Il y a de grands Woody Allen et de petits Woody Allen. Je l'ai dit souvent, je le répète: j'aime ses films, même les moins réussis. Amour inconditionnel voué à un artiste génial dont j'excuse les tics les plus agaçants.

Je ne suis pas le seul à préférer un Woody Allen raté à la majorité de films médiocres qui prennent l'affiche chaque semaine. Il en va de Woody Allen comme de George W. Bush: on est avec lui ou contre lui. Pour le meilleur et pour le pire. Parce que c'est Woody, et qu'il en reste toujours quelque chose à l'écran.

You Will Meet a Tall Dark Stranger, à l'affiche depuis hier, est un tout petit Woody. Tranche de vie londonienne de personnages en quête de bonheur, qui s'imaginent que la vie est plus douce chez la voisine (surtout lorsque cette voisine s'appelle Dia («lumière» en hindi) et qu'elle est interprétée par Freida Pinto, la belle de Slumdog Millionaire).

You Will Meet a Tall Dark Stranger est un film que l'on a l'impression d'avoir déjà vu. Parce qu'on l'a en quelque sorte déjà vu. La plupart des cinéastes, des plus aux moins doués, refont constamment le même film, sous des formes variées. À chacun sa marotte.

Depuis 40 ans qu'il tourne comme il respire (un film par année, peu ou prou), Woody Allen a exploré sous toutes ses coutures la thématique du mal de vivre de couples insatisfaits, avec son style inimitable en chassé-croisé, nourri d'un humour aussi cynique que spirituel. Narration omnisciente, dialogues verbeux, fin ironique: telle est la manière Woody Allen.

Parfois, le résultat est transcendant (Annie Hall, Manhattan, Hannah and Her Sisters...). Souvent, il ne l'est pas le moindrement (The Curse of the Jade Scorpion, Hollywood Ending, Scoop, etc.). La filmographie de Woody Allen ressemble à des montagnes russes vieille école, façon Parc Belmont, sans sommets vertigineux ni creux énormes. On sait généralement à quoi s'attendre et on y trouve d'ordinaire son compte (à condition d'être dans le camp des «alliés»).

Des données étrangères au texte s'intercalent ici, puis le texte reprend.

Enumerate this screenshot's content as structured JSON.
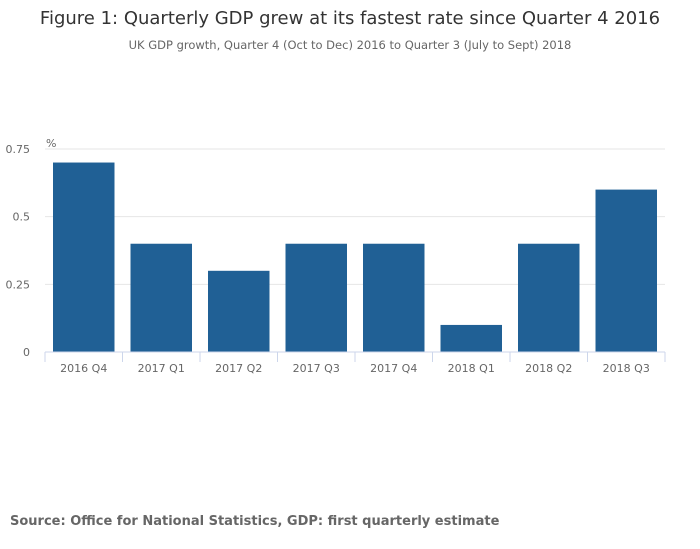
{
  "chart_data": {
    "type": "bar",
    "title": "Figure 1: Quarterly GDP grew at its fastest rate since Quarter 4 2016",
    "subtitle": "UK GDP growth, Quarter 4 (Oct to Dec) 2016 to Quarter 3 (July to Sept) 2018",
    "ylabel": "%",
    "xlabel": "",
    "categories": [
      "2016 Q4",
      "2017 Q1",
      "2017 Q2",
      "2017 Q3",
      "2017 Q4",
      "2018 Q1",
      "2018 Q2",
      "2018 Q3"
    ],
    "values": [
      0.7,
      0.4,
      0.3,
      0.4,
      0.4,
      0.1,
      0.4,
      0.6
    ],
    "ylim": [
      0,
      0.75
    ],
    "yticks": [
      "0",
      "0.25",
      "0.5",
      "0.75"
    ],
    "grid": true,
    "bar_color": "#206095"
  },
  "source": "Source: Office for National Statistics, GDP: first quarterly estimate"
}
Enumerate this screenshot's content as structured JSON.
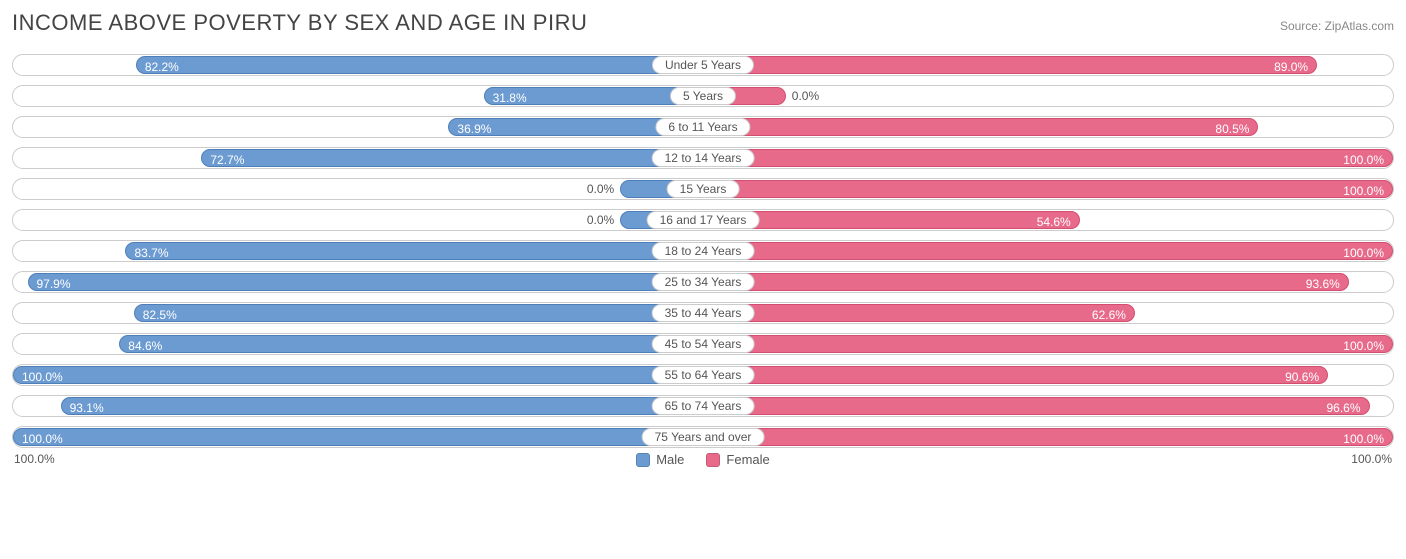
{
  "title": "INCOME ABOVE POVERTY BY SEX AND AGE IN PIRU",
  "source": "Source: ZipAtlas.com",
  "chart": {
    "type": "diverging-bar",
    "male_color": "#6c9bd1",
    "female_color": "#e86a8a",
    "male_border": "#4f7fb8",
    "female_border": "#d14e70",
    "row_border": "#cccccc",
    "background": "#ffffff",
    "label_fontsize": 12,
    "inside_threshold_pct": 18,
    "min_bar_pct": 12,
    "axis_left": "100.0%",
    "axis_right": "100.0%",
    "legend": [
      {
        "label": "Male",
        "color": "#6c9bd1"
      },
      {
        "label": "Female",
        "color": "#e86a8a"
      }
    ],
    "rows": [
      {
        "category": "Under 5 Years",
        "male": 82.2,
        "female": 89.0
      },
      {
        "category": "5 Years",
        "male": 31.8,
        "female": 0.0
      },
      {
        "category": "6 to 11 Years",
        "male": 36.9,
        "female": 80.5
      },
      {
        "category": "12 to 14 Years",
        "male": 72.7,
        "female": 100.0
      },
      {
        "category": "15 Years",
        "male": 0.0,
        "female": 100.0
      },
      {
        "category": "16 and 17 Years",
        "male": 0.0,
        "female": 54.6
      },
      {
        "category": "18 to 24 Years",
        "male": 83.7,
        "female": 100.0
      },
      {
        "category": "25 to 34 Years",
        "male": 97.9,
        "female": 93.6
      },
      {
        "category": "35 to 44 Years",
        "male": 82.5,
        "female": 62.6
      },
      {
        "category": "45 to 54 Years",
        "male": 84.6,
        "female": 100.0
      },
      {
        "category": "55 to 64 Years",
        "male": 100.0,
        "female": 90.6
      },
      {
        "category": "65 to 74 Years",
        "male": 93.1,
        "female": 96.6
      },
      {
        "category": "75 Years and over",
        "male": 100.0,
        "female": 100.0
      }
    ]
  }
}
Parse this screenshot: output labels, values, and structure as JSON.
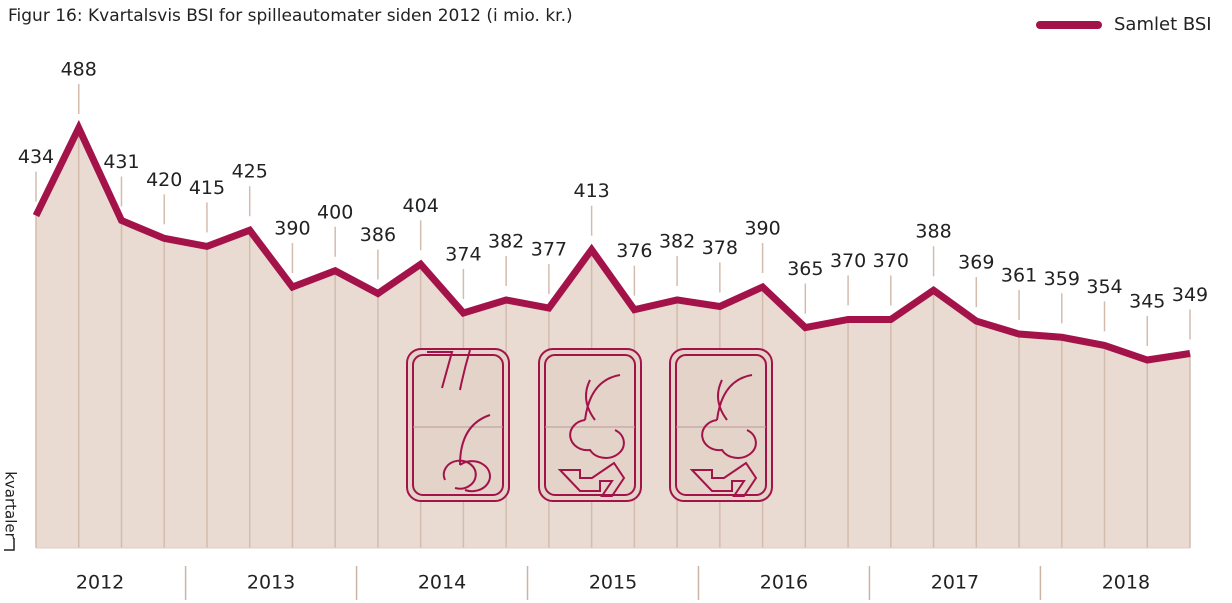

Si l'on peut facilement retracer sa période d'état de grâce créatif à la dizaine d'années qui ont suivi Annie Hall (1977), Woody Allen n'a jamais cessé de sortir de jolis lapins de son chapeau haut de forme, de Husbands and Wives à Vicky Cristina Barcelona, en passant par Bullets Over Broadway, Mighty Aphrodite, Deconstructing Harry ou Match Point.

Un artisan du cinéma traçant son sillon, peaufinant l'art de la parabole cinématographique, avec chaque fois plus ou moins de succès, mais une constance sur la durée qui force le respect. Six fois nommé aux Oscars pour la meilleure réalisation (lauréat pour Annie Hall), 14 fois en lice pour l'Oscar du meilleur scénario original (qu'il a remporté pour Annie Hall et Hannah and Her Sisters), deux fois pour l'Oscar du meilleur film (qui a aussi consacré Annie Hall). Un parcours enviable.

Woody Allen aura 75 ans en décembre. Même ses plus grands fans reconnaissent que son cinéma de la dernière décennie a été moins inspiré, plus approximatif et caricatural. Comme son personnage d'intellectuel névrosé. Sans vouloir faire de l'âgisme, j'oserais dire que Woody radote de plus en plus. Son oeuvre s'enlise dans la redite, à un point tel que l'on peut facilement confondre les personnages d'un film avec ceux d'un autre.

Aussi, You Will Meet a Tall Dark Stranger, qui n'est pas sans charme, semble avoir été mis en scène de façon presque machinale, en dilettante, sans trop d'efforts. C'était l'impression laissée, du reste, par Whatever Works (plus drôle et burlesque) l'an dernier.

On ne s'étonne pas, dans les circonstances, que le cinéaste de Zelig et de Crimes and Misdemeanors trouve plus difficilement du financement aux États-Unis - ce qui explique entre autres qu'il tourne le plus souvent en Europe - et qu'un certain public cinéphile (la critique américaine, en particulier) semble s'être lassé de ses films.

Je ne suis pas du lot. Qu'importe s'il rate souvent le coche, que ses films soient imparfaits ou donnent l'impression d'être inachevés. J'aime le cinéma de Woody Allen, qui n'a jamais été un cinéma d'art et essai, mais un cinéma d'essais et erreurs.

Et même s'il ne devait jamais plus atteindre les sommets de son art, il restera toujours Manhattan. Cette scène vaporeuse, monochrome, avec Woody avec Diane Keaton sur un banc, au petit matin, contemplant le Queensboro Bridge au bord de l'East River.